More recently he said that a reading of the Qur’an had convinced him of its beauty and its superiority to the Bible. He volunteered that violent jihadism must be seen as a misappropriation of the text. He added that his atheism has weakened and he regards naturalism as a civilizational dead end. In these respects, he could be channeling the voice of the university rector in the book.

At the end of the day, as Adam Gopnik put it in the New Yorker, Houellebecq is not Islamophobic. He is Franco­phobic. It is unclear to him that there is anything left in French culture worth defending against an Islamic “threat,” and perfectly clear that few enough would care to defend it if there were. Most of the characters in his novel either embrace Islam as a savior for Europe or accommodate its rise with sanguine self-interest. It is Houellebecq’s keen eye for the soulless pliability of those who go with this flow that leaves the sour taste. There is no rant against Islam here. But to be accepted by such people, for such reasons, hardly registers as a ringing recommendation.
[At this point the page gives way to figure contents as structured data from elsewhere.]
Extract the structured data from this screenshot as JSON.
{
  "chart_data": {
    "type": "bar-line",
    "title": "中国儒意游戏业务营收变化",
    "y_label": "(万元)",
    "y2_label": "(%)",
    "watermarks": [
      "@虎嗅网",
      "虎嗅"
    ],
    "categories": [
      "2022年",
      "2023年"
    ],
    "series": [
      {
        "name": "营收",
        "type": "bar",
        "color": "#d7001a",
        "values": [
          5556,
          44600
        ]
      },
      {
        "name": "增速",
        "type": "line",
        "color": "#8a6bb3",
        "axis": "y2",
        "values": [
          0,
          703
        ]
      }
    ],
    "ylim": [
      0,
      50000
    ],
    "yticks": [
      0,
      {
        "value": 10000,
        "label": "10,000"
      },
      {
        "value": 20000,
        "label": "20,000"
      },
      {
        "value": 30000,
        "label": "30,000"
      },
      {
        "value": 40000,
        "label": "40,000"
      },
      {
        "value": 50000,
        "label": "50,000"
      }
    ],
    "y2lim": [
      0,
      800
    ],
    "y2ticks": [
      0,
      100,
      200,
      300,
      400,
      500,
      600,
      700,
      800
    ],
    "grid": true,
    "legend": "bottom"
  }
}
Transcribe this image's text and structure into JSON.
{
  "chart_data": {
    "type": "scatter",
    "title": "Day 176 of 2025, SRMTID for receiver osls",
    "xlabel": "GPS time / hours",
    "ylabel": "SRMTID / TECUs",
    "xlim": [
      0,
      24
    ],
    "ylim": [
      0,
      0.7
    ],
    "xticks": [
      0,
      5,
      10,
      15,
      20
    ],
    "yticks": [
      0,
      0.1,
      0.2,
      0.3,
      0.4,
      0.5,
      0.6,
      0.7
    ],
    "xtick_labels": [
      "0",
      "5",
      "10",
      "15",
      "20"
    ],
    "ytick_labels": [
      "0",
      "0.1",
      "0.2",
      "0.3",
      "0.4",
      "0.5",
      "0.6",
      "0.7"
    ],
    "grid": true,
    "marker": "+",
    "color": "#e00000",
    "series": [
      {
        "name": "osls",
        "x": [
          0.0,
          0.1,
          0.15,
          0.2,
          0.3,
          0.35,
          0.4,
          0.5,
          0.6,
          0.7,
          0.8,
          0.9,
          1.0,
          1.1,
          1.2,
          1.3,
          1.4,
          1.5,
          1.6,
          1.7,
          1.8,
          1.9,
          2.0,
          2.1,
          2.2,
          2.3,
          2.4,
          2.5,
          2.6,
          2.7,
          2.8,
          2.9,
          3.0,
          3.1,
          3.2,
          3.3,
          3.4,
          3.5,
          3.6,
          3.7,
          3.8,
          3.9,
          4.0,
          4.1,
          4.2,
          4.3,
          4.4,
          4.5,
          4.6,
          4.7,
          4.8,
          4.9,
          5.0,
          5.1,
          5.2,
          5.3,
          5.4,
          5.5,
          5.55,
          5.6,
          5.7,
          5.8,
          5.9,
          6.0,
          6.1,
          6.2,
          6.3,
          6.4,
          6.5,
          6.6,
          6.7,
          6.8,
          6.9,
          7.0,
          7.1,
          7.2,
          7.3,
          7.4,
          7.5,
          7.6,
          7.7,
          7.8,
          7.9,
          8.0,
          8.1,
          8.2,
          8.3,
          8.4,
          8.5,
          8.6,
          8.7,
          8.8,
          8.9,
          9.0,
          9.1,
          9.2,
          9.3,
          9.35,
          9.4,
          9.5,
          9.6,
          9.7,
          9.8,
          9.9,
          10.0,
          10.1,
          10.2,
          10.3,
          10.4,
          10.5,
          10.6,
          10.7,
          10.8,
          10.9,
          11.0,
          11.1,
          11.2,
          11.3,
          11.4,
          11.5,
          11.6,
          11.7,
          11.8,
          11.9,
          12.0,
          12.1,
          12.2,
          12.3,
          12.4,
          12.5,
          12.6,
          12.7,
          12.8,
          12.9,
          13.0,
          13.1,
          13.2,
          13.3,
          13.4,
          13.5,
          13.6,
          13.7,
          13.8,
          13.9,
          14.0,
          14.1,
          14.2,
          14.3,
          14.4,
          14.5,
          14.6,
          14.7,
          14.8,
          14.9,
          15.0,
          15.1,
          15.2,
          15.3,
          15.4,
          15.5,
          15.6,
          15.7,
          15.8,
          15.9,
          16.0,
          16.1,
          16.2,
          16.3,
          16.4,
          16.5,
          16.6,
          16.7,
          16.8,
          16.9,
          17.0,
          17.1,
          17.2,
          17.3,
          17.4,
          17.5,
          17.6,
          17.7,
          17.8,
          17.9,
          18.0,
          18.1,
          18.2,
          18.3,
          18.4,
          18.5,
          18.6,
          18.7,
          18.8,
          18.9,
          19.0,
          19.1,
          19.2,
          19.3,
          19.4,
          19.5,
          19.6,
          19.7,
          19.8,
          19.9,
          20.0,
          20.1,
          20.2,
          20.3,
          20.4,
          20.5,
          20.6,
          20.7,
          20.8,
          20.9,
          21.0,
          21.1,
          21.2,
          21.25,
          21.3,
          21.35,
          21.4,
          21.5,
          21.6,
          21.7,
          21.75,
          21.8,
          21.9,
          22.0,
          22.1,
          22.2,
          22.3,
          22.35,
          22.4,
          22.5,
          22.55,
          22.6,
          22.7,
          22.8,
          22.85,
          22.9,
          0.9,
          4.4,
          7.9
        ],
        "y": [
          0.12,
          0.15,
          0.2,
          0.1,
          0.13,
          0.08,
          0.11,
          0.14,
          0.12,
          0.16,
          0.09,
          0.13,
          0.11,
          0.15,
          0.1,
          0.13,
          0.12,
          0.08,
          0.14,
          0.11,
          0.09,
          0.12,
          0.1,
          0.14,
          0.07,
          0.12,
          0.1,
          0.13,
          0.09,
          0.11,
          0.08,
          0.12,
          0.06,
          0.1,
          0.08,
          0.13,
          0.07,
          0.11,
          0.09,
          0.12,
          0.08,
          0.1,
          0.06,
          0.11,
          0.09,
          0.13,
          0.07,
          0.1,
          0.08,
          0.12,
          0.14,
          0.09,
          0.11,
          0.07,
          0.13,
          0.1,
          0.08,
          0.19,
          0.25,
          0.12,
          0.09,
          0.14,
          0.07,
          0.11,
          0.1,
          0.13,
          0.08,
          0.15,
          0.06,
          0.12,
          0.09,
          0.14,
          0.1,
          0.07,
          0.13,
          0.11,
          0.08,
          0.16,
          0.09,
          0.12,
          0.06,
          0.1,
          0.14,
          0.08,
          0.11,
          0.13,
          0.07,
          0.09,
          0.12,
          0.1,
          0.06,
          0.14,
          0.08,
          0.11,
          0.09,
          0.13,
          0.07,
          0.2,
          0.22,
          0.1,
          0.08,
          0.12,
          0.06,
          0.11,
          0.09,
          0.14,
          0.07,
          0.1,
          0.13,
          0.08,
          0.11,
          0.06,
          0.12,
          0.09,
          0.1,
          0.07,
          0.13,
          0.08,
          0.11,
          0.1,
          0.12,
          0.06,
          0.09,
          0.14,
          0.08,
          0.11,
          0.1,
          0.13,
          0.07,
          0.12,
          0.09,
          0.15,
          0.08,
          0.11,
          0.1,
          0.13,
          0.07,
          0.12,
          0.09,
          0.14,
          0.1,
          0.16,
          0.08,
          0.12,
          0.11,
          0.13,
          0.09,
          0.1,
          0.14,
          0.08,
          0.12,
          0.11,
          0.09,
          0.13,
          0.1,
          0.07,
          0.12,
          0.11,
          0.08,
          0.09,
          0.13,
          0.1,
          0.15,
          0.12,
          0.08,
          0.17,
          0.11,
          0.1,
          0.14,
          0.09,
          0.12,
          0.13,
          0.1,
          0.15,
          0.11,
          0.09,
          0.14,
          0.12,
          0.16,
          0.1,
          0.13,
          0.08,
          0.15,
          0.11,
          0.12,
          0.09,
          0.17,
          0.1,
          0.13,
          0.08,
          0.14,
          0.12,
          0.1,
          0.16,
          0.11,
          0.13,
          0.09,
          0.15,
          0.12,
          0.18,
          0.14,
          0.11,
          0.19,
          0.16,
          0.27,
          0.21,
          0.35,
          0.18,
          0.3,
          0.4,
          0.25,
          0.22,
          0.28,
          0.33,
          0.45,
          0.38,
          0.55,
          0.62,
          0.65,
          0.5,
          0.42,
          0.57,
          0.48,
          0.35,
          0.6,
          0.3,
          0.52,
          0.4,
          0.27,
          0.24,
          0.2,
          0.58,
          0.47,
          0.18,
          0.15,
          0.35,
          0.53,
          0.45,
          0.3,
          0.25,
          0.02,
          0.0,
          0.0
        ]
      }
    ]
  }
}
What Houellebecq has done in Submission is hold up a mirror to his readers. The charge is that he inflames animos­ity by depicting a Muslim-influenced France as something of which Europeans should be frightened. But he puts readers and critics in the position of having to specify what exactly is frightening about this France. Ought one to be outraged by a Muslim political party winning a democratic election in a European country? By a Muslim president who acts and talks in every way as the bien pensants say a moderate Muslim ought to? By full acceptance of Islamic education? By legal accommodation of polygamy? By the ratcheting exclusion of Jews from society? By the limitation of women’s access to higher education? Where on this list does matter-of-fact description of a cultural transition become incitement to bigotry? If Houellebecq outrages by depicting an outrageous Islam, it is the reader who must calibrate where the outrage begins.

The regime coming into place around François is offensive precisely (and only) to the extent that one values as universal the particular principles of free inquiry, sex equality, or secular law that it sets aside. If Islam does not necessarily compromise any of these things, it is not necessarily being attacked. On the other hand, if we are only circumstantially attached to these values (as Submission so strongly suggests), then we have no reason to reproach Islam for changing them. We are the barbarians at our own gates, vandals of our own tradition.

If Houellebecq’s intuitions are correct, the last thing he is predicting is violence. Islam will come to a hollow city as a welcome undertaker or inheritor, the last living relative with the money, the workers, and the will to put the old homestead in trim. Submission reports this not as tragedy or incitement, but simply the prevailing historical weather. Whatever.